La Palestine dépose officiellement sa candidature à l’adhésion aux BRICS ; la Chine manifeste son soutien
La Palestine a soumis une demande d’adhésion complète aux BRICS, mais n’a pas encore reçu de réponse et participera pour l’instant en tant qu’invitée, a déclaré l’ambassadeur palestinien en Russie, Abdel-Hafiz Nofal, vendredi. Lors d’un entretien avec l’agence de presse russe RIA, Nofal a confirmé que les autorités palestiniennes avaient déjà déposé une demande formelle. « Mais comme vous le savez, la Palestine est soumise à certaines conditions. Je pense que, jusqu’à ce que ces conditions nous permettent de devenir un membre à part entière, la Palestine participera à l’association en tant qu’invitée. Jusqu’à présent, nous n’avons reçu aucune réponse », a-t-il expliqué. Ces conditions font probablement référence aux défis géopolitiques persistants de la Palestine, y compris le conflit avec Israël et la reconnaissance internationale limitée en tant qu’État souverain, ce qui complique l’adhésion à des organisations internationales.
Contexte des BRICS
Les BRICS ont été fondés en 2006 par la Russie, la Chine, l’Inde et le Brésil, avec l’Afrique du Sud qui a rejoint en 2011. L’association sert de plateforme pour la coopération économique et politique entre les pays émergents et vise à promouvoir un ordre mondial multipolaire, en défiant l’influence des institutions occidentales comme le FMI ou la Banque mondiale.
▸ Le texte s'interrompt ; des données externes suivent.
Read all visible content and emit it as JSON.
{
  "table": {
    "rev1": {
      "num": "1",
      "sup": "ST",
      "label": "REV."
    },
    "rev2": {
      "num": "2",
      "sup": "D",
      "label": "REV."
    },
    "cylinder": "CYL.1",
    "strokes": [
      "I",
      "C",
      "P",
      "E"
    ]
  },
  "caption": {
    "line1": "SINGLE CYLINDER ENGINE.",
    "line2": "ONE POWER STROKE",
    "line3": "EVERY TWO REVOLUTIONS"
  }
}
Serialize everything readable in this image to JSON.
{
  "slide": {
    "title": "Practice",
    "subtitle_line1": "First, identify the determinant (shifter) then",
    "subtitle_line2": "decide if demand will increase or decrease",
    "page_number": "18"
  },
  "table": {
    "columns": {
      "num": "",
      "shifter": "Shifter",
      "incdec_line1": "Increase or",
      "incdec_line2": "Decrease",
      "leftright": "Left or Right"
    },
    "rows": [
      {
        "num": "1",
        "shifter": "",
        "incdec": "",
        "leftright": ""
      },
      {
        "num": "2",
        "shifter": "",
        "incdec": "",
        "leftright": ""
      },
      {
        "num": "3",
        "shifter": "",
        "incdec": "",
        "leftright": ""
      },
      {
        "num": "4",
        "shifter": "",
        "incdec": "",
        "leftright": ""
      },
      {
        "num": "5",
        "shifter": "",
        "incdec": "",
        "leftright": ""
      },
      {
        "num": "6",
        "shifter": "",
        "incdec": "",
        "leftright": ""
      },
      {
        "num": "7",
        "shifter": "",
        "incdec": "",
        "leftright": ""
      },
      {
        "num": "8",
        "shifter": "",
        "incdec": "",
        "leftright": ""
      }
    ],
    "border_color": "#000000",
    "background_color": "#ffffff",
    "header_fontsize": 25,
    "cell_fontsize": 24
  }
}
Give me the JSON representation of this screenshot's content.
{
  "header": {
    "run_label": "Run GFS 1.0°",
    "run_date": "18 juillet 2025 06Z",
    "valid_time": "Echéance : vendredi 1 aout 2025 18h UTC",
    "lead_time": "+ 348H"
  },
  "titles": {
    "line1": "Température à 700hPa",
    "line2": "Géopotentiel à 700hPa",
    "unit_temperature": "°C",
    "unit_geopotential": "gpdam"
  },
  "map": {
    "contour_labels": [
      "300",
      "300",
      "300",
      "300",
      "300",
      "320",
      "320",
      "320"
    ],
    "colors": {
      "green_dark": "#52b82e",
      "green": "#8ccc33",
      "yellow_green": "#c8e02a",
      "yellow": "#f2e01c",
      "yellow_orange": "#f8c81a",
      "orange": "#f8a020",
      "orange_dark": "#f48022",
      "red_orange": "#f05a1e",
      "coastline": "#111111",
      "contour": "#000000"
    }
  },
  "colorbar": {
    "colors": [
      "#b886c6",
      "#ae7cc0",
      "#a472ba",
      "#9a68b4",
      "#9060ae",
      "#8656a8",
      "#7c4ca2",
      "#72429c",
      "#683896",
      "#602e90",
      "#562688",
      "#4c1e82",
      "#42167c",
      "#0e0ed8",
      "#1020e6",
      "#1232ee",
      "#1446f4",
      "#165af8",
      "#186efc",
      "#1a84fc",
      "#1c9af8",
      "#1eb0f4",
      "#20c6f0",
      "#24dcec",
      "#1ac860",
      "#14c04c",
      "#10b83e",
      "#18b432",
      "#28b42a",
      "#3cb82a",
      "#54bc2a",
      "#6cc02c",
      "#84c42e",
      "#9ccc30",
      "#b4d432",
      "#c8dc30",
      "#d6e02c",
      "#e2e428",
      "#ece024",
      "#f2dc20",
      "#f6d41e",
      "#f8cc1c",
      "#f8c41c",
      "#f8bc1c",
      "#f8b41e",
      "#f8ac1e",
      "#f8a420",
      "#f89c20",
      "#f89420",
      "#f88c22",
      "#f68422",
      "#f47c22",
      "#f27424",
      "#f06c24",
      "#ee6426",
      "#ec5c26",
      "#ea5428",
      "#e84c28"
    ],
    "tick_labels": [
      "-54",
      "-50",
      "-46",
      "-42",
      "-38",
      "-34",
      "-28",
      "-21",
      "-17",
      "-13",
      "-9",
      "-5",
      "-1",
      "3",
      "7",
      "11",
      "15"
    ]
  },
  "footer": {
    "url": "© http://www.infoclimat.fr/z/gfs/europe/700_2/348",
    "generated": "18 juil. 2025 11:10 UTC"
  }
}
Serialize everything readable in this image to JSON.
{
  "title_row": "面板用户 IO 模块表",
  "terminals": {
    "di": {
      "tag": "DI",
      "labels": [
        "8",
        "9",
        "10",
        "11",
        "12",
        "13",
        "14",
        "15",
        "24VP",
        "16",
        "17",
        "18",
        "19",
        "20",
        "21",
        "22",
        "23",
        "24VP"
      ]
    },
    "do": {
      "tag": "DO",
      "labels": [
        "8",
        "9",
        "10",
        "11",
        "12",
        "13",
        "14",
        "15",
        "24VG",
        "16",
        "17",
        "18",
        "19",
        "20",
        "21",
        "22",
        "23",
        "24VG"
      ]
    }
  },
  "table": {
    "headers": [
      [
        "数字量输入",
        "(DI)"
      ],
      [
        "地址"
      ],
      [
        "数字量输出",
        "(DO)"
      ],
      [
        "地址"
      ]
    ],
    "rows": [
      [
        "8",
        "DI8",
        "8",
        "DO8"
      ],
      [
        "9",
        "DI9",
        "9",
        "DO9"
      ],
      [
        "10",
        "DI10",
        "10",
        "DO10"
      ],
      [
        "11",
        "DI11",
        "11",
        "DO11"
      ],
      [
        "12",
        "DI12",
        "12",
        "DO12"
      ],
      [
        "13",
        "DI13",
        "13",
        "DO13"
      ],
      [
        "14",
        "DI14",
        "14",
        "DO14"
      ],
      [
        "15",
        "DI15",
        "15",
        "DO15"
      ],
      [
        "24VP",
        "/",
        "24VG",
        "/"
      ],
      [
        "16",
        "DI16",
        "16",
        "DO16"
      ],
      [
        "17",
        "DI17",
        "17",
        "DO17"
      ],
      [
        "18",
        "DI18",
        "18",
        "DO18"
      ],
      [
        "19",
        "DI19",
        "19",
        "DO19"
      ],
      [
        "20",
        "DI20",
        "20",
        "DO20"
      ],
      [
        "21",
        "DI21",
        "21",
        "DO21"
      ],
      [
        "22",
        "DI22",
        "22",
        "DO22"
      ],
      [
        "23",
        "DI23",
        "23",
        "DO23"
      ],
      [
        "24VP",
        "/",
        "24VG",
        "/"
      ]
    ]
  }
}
Depuis 2024, le bloc s’est considérablement élargi : l’Égypte, les Émirats arabes unis (EAU), l’Éthiopie et l’Iran ont adhéré, tandis que l’Indonésie a suivi en janvier 2025. Cette expansion souligne l’influence croissante du Sud global et englobe désormais des pays dont le PIB combiné dépasse 25 billions de dollars américains, représentant environ 30% de la production économique mondiale. Parmi les pays partenaires, qui collaborent étroitement avec les BRICS sans adhésion complète, figurent la Biélorussie, la Bolivie, Cuba, le Kazakhstan, la Malaisie, le Nigeria, la Thaïlande, l’Ouganda, l’Ouzbékistan et le Vietnam. Ces partenariats permettent des coopérations dans des domaines tels que le commerce, la technologie et les infrastructures, sans les obligations complètes d’une adhésion.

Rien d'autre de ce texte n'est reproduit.